Cubans state-owned manufacturer Gedeme has unveiled the first made-in-Cuba smartphones and has plans to release three Android-based models in the coming months, according to a report. An initial 6,000 units of the Gedeme-branded handsets will be distributed through the stores of operators Etecsa and Copextel.
The pilot phones include the Gedeme P4R with a 6.22 inch HD screen, MediaTek Helio P22 processor, 4 GB of RAM and 64 GB of storage plus 13 MP and 8 MP cameras, as well as the Gedeme MB10, with a 6-inch display, 8 MP and 5 MP cameras plus 3 GB of RAM and 32 GB of storage.

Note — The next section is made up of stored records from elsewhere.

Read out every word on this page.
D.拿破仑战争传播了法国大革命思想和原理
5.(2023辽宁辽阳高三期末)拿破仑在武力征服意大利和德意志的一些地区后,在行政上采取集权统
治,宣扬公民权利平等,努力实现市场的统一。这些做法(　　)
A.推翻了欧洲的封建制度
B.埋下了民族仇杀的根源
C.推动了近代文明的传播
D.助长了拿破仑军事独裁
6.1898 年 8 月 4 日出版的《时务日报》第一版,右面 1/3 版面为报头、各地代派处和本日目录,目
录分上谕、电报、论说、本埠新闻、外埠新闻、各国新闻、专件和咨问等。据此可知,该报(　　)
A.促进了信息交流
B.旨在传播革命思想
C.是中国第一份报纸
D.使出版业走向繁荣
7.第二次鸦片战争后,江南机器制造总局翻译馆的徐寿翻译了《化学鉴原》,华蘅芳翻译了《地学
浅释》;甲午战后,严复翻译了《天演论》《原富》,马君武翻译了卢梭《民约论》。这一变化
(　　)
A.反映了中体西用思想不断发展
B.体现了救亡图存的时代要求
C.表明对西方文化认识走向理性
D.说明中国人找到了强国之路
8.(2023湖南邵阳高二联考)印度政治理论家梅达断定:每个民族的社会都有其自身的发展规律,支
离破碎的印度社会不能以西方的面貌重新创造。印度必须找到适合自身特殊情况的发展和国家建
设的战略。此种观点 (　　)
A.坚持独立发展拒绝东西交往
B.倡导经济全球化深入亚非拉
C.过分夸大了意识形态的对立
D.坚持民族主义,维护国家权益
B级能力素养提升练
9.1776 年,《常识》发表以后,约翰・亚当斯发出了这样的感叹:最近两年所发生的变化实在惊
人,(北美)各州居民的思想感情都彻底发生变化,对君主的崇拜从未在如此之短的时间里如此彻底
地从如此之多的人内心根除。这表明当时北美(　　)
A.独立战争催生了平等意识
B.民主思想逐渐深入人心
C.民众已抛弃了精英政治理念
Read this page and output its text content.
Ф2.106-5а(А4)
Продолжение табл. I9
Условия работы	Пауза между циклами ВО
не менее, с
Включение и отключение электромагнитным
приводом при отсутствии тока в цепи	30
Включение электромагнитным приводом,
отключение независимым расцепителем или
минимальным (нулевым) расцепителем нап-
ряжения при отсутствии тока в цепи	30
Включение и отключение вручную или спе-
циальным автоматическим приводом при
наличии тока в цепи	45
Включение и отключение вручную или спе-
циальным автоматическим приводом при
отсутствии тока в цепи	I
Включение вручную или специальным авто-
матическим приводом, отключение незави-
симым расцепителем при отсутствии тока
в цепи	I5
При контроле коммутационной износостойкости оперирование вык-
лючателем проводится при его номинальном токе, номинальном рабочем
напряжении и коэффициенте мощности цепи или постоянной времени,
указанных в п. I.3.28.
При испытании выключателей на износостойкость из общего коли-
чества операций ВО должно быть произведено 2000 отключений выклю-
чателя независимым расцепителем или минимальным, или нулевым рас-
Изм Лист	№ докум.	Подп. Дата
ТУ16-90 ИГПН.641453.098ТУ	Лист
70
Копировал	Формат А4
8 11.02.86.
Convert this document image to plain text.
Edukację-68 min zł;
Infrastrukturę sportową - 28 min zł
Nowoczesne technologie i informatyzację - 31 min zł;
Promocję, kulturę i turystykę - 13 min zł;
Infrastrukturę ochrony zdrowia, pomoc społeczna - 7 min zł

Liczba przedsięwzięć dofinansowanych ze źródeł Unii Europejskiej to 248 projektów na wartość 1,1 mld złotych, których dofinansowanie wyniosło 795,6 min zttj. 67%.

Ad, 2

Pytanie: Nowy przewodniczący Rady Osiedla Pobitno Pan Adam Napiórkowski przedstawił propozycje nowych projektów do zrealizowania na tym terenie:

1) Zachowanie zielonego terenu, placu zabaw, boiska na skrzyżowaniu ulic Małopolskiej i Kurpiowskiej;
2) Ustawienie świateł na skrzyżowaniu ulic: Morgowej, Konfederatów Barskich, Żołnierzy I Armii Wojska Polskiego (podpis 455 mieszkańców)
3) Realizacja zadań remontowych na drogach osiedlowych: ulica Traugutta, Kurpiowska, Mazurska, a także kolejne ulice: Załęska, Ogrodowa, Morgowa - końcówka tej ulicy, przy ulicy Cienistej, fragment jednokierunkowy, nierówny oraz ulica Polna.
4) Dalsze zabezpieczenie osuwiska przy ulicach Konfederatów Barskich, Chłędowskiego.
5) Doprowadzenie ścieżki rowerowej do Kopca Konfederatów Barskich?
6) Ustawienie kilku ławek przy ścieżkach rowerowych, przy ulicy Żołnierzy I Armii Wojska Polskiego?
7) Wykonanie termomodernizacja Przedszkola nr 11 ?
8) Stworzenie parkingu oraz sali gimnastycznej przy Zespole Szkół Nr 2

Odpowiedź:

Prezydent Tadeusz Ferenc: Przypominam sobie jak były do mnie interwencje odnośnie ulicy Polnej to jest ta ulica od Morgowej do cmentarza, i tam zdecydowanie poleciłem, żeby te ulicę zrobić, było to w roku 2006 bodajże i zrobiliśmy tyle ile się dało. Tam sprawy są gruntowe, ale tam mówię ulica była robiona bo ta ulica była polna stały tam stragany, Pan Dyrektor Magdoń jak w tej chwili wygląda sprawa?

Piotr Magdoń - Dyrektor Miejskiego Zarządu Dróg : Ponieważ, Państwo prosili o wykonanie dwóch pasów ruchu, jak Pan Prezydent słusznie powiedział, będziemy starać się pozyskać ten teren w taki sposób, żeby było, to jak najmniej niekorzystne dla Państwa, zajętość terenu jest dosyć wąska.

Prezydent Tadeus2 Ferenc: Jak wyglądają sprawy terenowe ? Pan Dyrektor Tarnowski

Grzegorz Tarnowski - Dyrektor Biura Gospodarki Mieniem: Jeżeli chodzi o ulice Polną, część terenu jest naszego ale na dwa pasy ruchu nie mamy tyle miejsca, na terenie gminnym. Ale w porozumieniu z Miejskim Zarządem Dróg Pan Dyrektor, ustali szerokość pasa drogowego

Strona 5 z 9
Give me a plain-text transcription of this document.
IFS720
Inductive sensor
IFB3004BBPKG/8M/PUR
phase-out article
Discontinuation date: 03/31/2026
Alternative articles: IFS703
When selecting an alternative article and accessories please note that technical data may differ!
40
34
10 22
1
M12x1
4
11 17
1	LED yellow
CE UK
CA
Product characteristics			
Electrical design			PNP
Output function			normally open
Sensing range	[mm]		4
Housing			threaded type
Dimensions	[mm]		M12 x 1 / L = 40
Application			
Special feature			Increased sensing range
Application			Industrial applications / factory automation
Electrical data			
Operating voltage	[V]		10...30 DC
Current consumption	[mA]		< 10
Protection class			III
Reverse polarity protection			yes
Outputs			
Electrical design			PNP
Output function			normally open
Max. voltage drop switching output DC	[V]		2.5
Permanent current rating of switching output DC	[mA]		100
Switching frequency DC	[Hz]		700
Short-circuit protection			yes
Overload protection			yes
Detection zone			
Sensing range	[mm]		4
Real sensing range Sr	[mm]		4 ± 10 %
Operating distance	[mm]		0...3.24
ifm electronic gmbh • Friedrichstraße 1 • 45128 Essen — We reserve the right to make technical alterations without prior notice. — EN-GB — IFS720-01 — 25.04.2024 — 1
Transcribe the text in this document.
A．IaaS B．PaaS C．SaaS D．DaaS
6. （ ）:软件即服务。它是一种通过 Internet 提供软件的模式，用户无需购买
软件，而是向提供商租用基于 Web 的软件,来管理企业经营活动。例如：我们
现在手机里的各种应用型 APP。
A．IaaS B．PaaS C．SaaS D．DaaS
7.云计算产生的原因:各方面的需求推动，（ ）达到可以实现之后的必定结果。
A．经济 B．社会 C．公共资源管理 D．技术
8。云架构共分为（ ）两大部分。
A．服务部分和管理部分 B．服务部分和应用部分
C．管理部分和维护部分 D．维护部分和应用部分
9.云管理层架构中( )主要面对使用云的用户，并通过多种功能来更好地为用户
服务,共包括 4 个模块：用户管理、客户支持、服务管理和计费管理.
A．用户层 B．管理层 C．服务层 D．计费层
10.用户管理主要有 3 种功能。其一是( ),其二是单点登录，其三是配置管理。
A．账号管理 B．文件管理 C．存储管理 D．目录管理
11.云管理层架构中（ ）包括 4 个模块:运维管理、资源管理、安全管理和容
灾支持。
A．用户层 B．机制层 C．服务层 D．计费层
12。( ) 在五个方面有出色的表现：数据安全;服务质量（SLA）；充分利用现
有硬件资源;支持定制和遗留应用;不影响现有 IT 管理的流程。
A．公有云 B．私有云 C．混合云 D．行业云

No pricing details were disclosed, but the report said the country’s Universidad de las Ciencias Informaticas is working on an OS dubbed Novadroid based on Android but including only free apps available via Google Play.
There is something counterintuitive about a smartphone emerging from Cuba, a Communist island nation that has long been technologically primitive. And yet the fact says a great deal about the growth and spread of mobile technology and about the decentralization of the handset market.
The Cuban mobile market is still developing. The operator Etesca reported that as of the end of 2020, it had 6.6 million subscribers, of whom only 4.4 million had internet access. The Cuban government has expressed suspicion of the internet and sought to maintain tight controls on access and content. Still, the situation is clearly improving, and Cubans now demand more connectivity.
Thanks to developments by major manufacturers, mostly in Asia, it is now simpler than ever to design and build an inexpensive smartphone and thereby put voice and data services within the reach of the masses. Cuban technology developers, then, have found it possible to accomplish the launch of the new handset now, whereas previously, technological and market conditions were likely prohibitive. At the same time, the ability to create a native operating system has been made possible by open-source technology. Novandroid, if it comes to pass, will be based on Android without the need to pay for its proprietary elements. Of course, tensions remain in Cuba between users eager to participate more fully in the modern mobile world and the government, with its desire to control access to information and communication.